Coincidentally, the area of the 1–4-ominoes, 29, is also a sum of squares:

Any parallelogram can be used as the fundamental domain of a torus. Rectangle and rhombus shaped fundamental domains can have just as much symmetry as a tilted square. (Because the square is tilted, flipping it over isn’t a valid symmetry action, though rotating it still is.) But the tilted square tori still strike me as particularly pleasing and unexpected patterns for tiling.

I’ve partially solved the problem for just 1-4-ominoes on the smaller torus. Numerous small adjustments on your tiling rendered it unrecognizeable:

But then I noticed a much easier solution. In your figure, take the tetrominoes LST plus the monomino and L-tromino as one symmetric shape (area 16, more than half the 29) and flip it.

I don’t know if either problem is solvable with no corners touching. Inflating every non-largest polyomino by a half-unit gives them a simulated area of 4+6+8+8=26 in the 1-4 case and 26+40+9=75 in the 1-5 case, so that doesn’t rule anything out.

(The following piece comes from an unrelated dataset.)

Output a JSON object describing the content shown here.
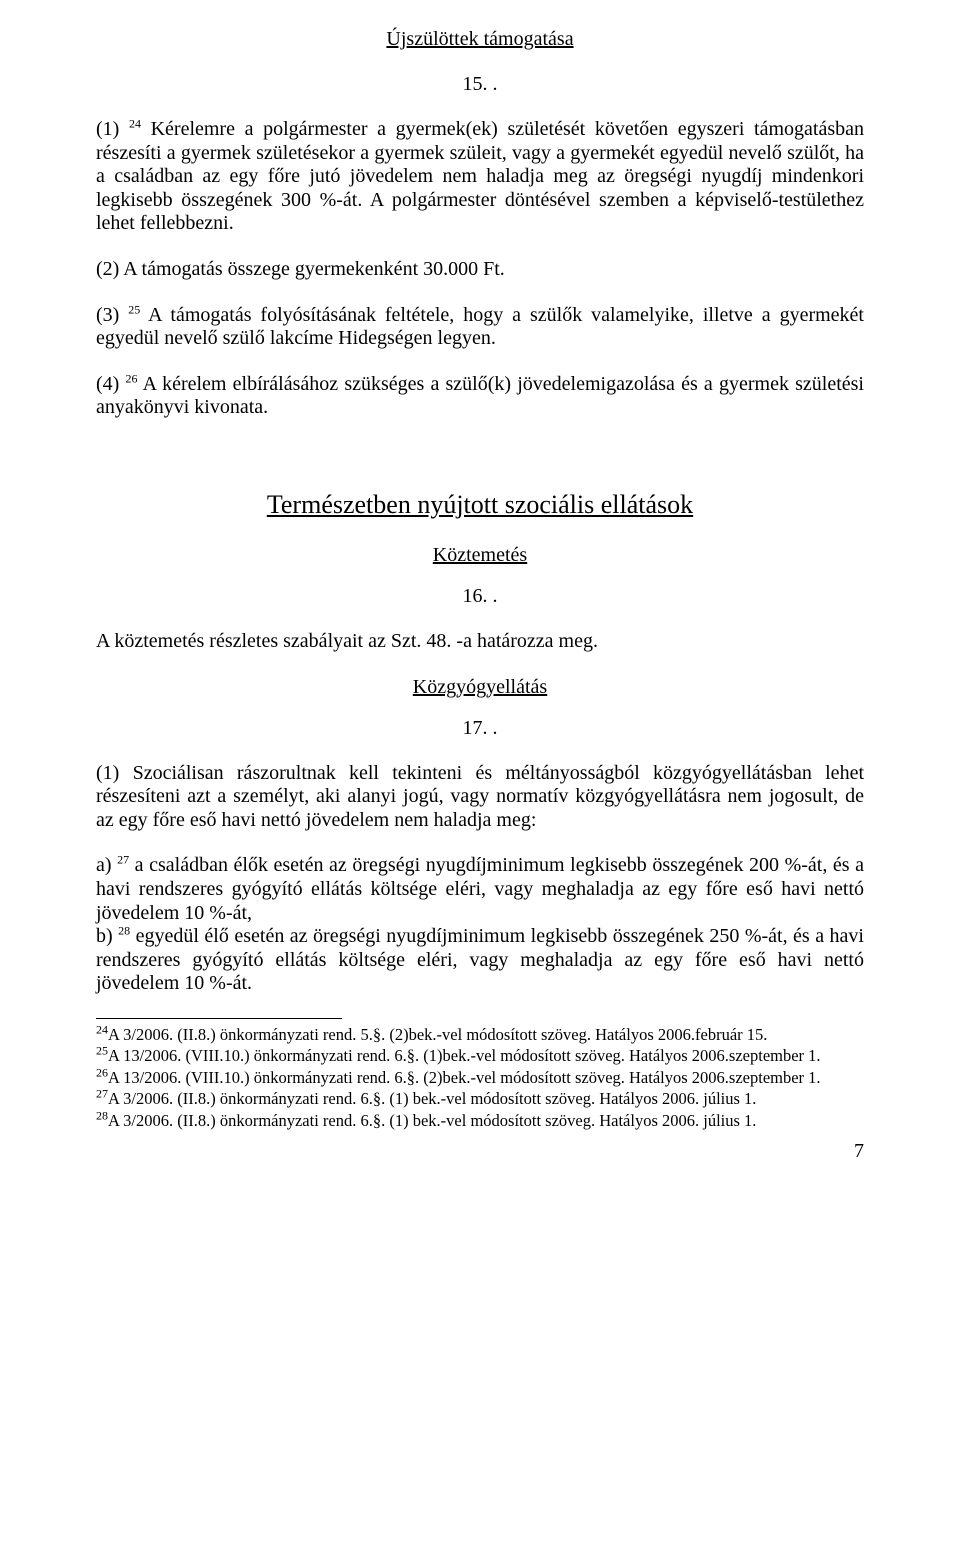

At least in the 1-4 case, you could start with the four inflated polyominoes and three filler monominoes to start a search space, with the benefit that the filler monominoes correspond to the only 3 candidate positions for the O tetromino.

Nice. I think when I found that 1-4-omino solution, I was looking for a solution that separated the smaller polyominoes and that also grouped the tetrominoes so that they didn’t wrap around the torus. When I couldn’t find one that did both, I settled for one that only did the latter.

The mono- to pentominoes have a solution with no sub-pentominoes touching at edges or corners.

Diagram

Very nice. The standard follow-up question: can it be done without crossroads?